AI as an Enabler and Defender
Observant humans with gut instincts are the first line of defense, but they also increasingly require automated tools to monitor employees and control access, especially to privileged systems.
It may be obvious to security professionals, but many others would be surprised to find every other employee in the average enterprise has excessive permissions, says Jain. “If that person is coming in with malicious intent, that is going to be bad,” she says.
Jain notes CloudEagle’s survey of CISOs found 60% of apps and AI agents used by enterprises are unsupervised; many are shadow IT purchased directly by departments — mainly marketing and sales — without IT involvement. This can become an attack vector for fake employees to inject malicious bots and malware, so gaining visibility to these apps is a key part of approaching that risk, says Jain.

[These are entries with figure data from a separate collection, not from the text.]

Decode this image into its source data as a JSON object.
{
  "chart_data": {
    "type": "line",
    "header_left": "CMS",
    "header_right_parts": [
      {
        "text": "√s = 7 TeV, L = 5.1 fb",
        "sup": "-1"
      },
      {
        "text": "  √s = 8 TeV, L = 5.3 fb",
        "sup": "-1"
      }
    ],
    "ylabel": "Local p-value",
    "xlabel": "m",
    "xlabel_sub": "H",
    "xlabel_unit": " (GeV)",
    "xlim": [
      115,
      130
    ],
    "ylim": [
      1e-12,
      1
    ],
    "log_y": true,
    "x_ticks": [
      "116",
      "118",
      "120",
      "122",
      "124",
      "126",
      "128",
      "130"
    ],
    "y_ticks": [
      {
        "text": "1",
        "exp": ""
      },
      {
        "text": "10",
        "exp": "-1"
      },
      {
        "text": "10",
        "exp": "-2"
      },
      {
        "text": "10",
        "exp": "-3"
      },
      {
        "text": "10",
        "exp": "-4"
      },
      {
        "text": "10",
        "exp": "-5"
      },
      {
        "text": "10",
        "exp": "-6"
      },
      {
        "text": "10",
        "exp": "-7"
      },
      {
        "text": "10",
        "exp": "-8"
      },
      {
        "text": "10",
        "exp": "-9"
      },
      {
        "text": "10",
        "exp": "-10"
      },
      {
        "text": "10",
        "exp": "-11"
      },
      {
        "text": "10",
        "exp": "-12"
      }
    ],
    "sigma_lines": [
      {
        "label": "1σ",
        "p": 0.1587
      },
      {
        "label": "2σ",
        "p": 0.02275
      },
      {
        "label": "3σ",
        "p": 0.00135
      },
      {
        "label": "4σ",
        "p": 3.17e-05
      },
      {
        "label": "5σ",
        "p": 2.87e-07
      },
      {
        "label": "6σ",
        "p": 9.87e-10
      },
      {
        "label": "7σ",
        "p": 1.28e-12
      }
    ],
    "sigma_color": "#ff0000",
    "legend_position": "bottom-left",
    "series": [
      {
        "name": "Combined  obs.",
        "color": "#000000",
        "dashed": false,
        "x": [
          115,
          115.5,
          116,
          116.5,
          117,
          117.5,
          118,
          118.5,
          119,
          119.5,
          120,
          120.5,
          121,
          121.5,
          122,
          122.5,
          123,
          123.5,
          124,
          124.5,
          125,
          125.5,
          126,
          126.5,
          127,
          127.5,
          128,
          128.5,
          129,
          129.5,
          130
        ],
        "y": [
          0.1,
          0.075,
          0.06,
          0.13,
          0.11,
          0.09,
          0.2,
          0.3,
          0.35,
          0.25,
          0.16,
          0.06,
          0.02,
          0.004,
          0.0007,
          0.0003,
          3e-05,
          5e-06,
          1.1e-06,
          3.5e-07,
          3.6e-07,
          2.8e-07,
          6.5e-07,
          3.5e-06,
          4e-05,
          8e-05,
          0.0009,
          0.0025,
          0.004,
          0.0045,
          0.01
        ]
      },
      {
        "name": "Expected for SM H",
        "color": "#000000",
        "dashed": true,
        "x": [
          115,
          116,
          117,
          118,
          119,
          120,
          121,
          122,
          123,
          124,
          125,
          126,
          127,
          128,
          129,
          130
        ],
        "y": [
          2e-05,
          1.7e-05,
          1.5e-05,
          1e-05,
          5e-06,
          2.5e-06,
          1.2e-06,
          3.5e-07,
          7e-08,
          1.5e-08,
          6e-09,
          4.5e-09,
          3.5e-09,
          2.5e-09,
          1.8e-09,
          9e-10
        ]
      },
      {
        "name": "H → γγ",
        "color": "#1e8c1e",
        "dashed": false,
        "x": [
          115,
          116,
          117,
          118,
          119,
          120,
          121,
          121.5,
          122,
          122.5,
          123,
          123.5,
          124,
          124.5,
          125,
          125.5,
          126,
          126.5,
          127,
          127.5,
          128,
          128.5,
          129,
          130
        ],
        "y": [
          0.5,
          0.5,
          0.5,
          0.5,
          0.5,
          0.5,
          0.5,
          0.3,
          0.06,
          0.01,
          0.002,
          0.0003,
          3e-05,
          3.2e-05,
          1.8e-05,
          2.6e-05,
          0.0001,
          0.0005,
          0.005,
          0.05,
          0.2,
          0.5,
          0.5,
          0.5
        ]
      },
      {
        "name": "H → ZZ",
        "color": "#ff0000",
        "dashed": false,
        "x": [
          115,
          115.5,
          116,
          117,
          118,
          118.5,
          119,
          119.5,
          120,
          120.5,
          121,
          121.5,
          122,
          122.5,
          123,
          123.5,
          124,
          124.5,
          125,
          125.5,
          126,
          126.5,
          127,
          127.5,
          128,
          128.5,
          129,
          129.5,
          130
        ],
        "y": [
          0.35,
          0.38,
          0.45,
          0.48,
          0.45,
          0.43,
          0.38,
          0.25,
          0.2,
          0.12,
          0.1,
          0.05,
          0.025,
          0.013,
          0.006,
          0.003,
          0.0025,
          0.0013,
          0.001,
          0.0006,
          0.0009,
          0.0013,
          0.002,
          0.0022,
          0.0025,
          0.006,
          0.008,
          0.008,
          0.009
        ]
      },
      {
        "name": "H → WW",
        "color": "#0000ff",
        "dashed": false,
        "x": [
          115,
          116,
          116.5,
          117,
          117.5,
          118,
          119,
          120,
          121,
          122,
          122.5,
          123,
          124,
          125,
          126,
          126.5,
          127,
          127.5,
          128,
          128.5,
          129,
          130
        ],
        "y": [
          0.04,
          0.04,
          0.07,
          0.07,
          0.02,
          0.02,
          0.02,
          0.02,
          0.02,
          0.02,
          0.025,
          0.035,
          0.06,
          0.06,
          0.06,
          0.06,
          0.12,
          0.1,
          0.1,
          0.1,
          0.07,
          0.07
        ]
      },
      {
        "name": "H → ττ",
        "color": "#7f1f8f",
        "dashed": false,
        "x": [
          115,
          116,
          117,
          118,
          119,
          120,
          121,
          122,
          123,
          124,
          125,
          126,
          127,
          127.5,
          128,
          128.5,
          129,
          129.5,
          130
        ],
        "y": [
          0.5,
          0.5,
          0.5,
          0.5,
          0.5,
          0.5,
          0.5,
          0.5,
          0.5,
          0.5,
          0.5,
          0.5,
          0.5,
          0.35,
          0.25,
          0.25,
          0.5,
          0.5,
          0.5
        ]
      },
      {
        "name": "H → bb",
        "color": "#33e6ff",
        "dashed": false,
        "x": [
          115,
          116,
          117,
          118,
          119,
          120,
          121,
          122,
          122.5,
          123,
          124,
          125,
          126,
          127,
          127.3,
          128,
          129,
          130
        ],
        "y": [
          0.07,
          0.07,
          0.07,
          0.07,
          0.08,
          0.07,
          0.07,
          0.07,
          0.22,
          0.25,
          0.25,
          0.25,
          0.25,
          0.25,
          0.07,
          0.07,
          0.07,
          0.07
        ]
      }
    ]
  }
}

Adopting and enforcing the access framework set down by the National Institute of Standards and Technology (NIST), including least-privilege access and just-in-time access (JiT), would help protect against the risk posed by fake employees. However, CloudEagle’s survey found that only 5% of CISOs polled have adopted strict least-privilege access across their system, and only 15% have adopted JiT.
“You can no longer have a rule book that says: To do her job means Nidhi needs access to these tools,” says Jain. “I need to evaluate it every day: Do I still need access? Then give me access. Otherwise, take it away.”
This kind of supervision requires using automation and behavioral analytics at scale, Jain notes. AI can apply behavioral analytics to spot atypical access patterns that could unmask a fake, while automated access enforcement allows users into systems for a limited time and revokes access as soon as it’s not necessary to perform work. However, Jain notes CloudEagle’s survey found 85% of enterprises are still managing access manually.
“Somebody will give me access, and they’ll put a Post-It on their laptop: ‘Take away access.’ Then the Post-It falls off, and that access is never taken away,” says Jain.
“Very Much Whack-A-Mole”
Security company Pindrop estimated that hiring managers will have to deal with 45 million to 90 million fake job hunters annually by 2028. Recruiters are aware of the problem; 54% told Gartner that candidate fraud is a bigger problem than two years ago. But HR departments are mostly alert for candidates faking their experience, not their identities.
CrowdStrike has been cooperating with investigators, and law enforcement has been effectively pushing back against the North Korean groups, “but it is very much whack-a-mole,” says Meyers. He notes that the recent indictments have driven some of the actors to outside the United States. But organizations need to remain on the lookout and use all their resources.
“There’s lots of things that can be additive to stopping this,” says Meyers. “It’s definitely not something that we can’t do something about.”